DARI SUDUT GELAP DUNIA FASHION.
'Sebelum tulisan ini saya lanjutkan, perlu saya pertegas jika konteks tulisan ini adalah mode cutting-edge sebagai bentuk perlawanan terhadap mode mainstream. Ya. Perlawanan. Seperti kita ketahui, industri mode mainstream melahirkan banyak sisi gelap nan kejam yang tercipta berkat trik-trik pemasaran 'brilian' mereka dengan anggaran miliaran: overkonsumerisme, adiksi akut terhadap sifat kepemilikan, yang pada akhirnya menjadikan manusia atau konsumennya sebagai mahkluk nihil esensi yang hanya mengejar citra.

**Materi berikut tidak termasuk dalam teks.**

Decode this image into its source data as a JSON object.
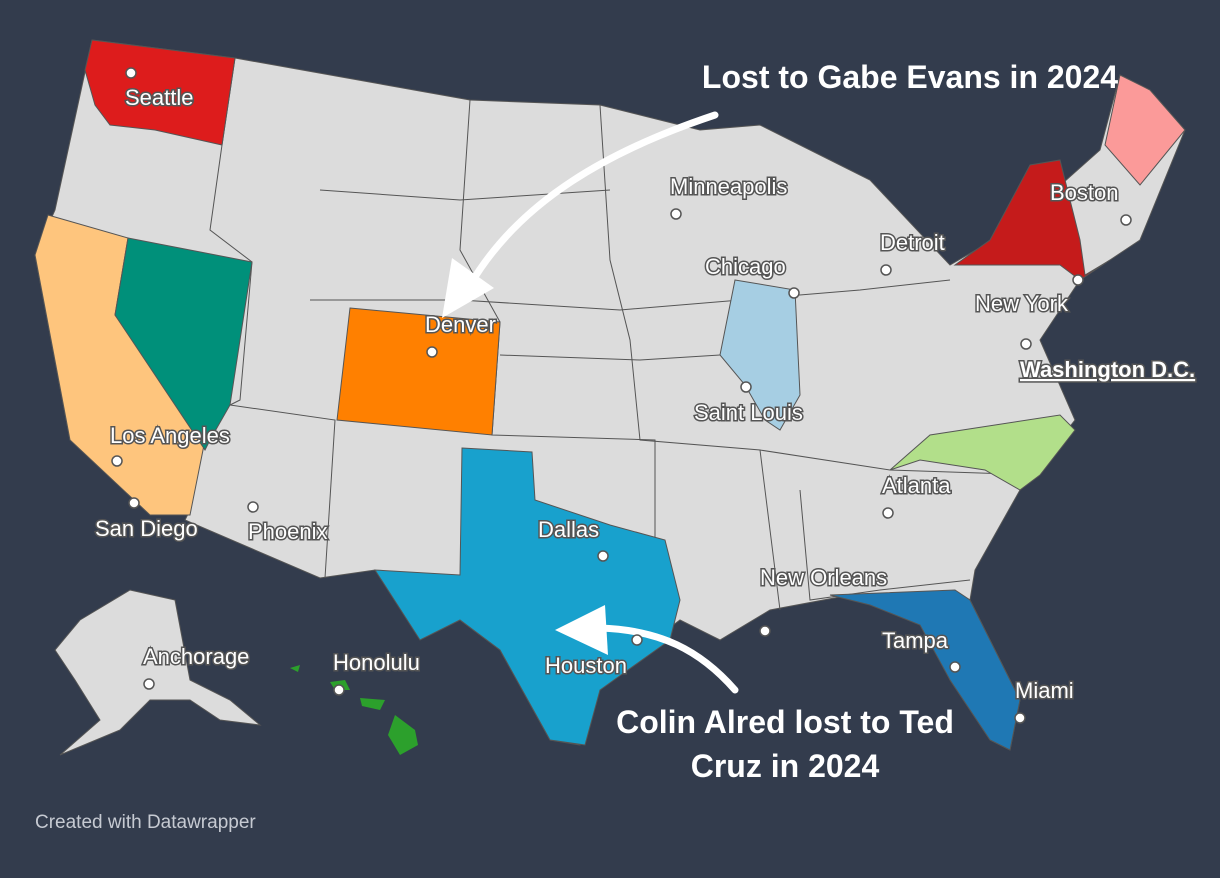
{
  "cities": [
    "Seattle",
    "Minneapolis",
    "Boston",
    "Detroit",
    "Chicago",
    "New York",
    "Washington D.C.",
    "Denver",
    "Saint Louis",
    "Los Angeles",
    "San Diego",
    "Phoenix",
    "Dallas",
    "Atlanta",
    "New Orleans",
    "Tampa",
    "Houston",
    "Miami",
    "Anchorage",
    "Honolulu"
  ],
  "annotations": [
    "Lost to Gabe Evans in 2024",
    "Colin Alred lost to Ted Cruz in 2024"
  ],
  "credit": "Created with Datawrapper"
}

Dangkal.
'Sesuai 'status'-nya, merek-merek cutting-edge seharusnya menjadi bagian dari counter-culture atau bentuk perlawanan terhadap apapun yang 'terlalu berkuasa dan merusak'. Dan di zaman global yang serba instan ini, merek apa saja yang mengaku diri sebagai 'pelawan arus' semestinya tidak lagi hanya berani 'melawan' secara desain dan kualitas (contoh: desain dan kata-kata provokatif dengan bahan berkualitas prime) karena percayalah, hal-hal tersebut sudah 'disikat' dan 'dikemas' dengan jauh lebih baik dan terkurasi oleh merek-merek mainstream yang 'terlalu berkuasa' itu. Jika perlawananmu hanya sebatas desain dan slogan tanpa didukung penekanan esensi dan attitude serta perilaku lapangan yang kuat, kamu akan selalu tertinggal. Dari sinilah ide tulisan ini muncul. You can't be a wannabe and then expect a genuine love and respect from others just coz you're playing it 'safe'
'Jika secara desain dan kualitas kita sudah berada di level 'bisa diadu' dengan desain dan kualitas merek mainstream, untuk apa kita mengikuti cara-cara pemasaran mainstream yang 100% hanya bertujuan mencari keuntungan? Lalu apa bedanya kita dengan 'mere-ka'? Yang membedakan institusi mainstream dengan institusi cutting-edge itu apa? Cari esensinya. Apa yang cutting-edge atau berbahaya tentang sebuah clothing brand yang tujuan utamanya hanyalah keuntungan, tanpa ada pesan perubahan DAN aksi nyata yang kita (sebagai generasi yang muak) ingin sampaikan atau lakukan terhadap peradaban yang makin berkarat ini? Apakah kita ingin meniru merek mainstream dan menjadikan semua konsumen kita sebagai 'robot pembeli' tanpa tahu esensi dan alasan apakah mereka 'membutuhkan' produk kita atau tidak? Apakah kita mendewakan konsumerisme yang nihil esensi? What's so dangerous about that? Fuck your 'cutting-edge' bullshit if that's your only goal.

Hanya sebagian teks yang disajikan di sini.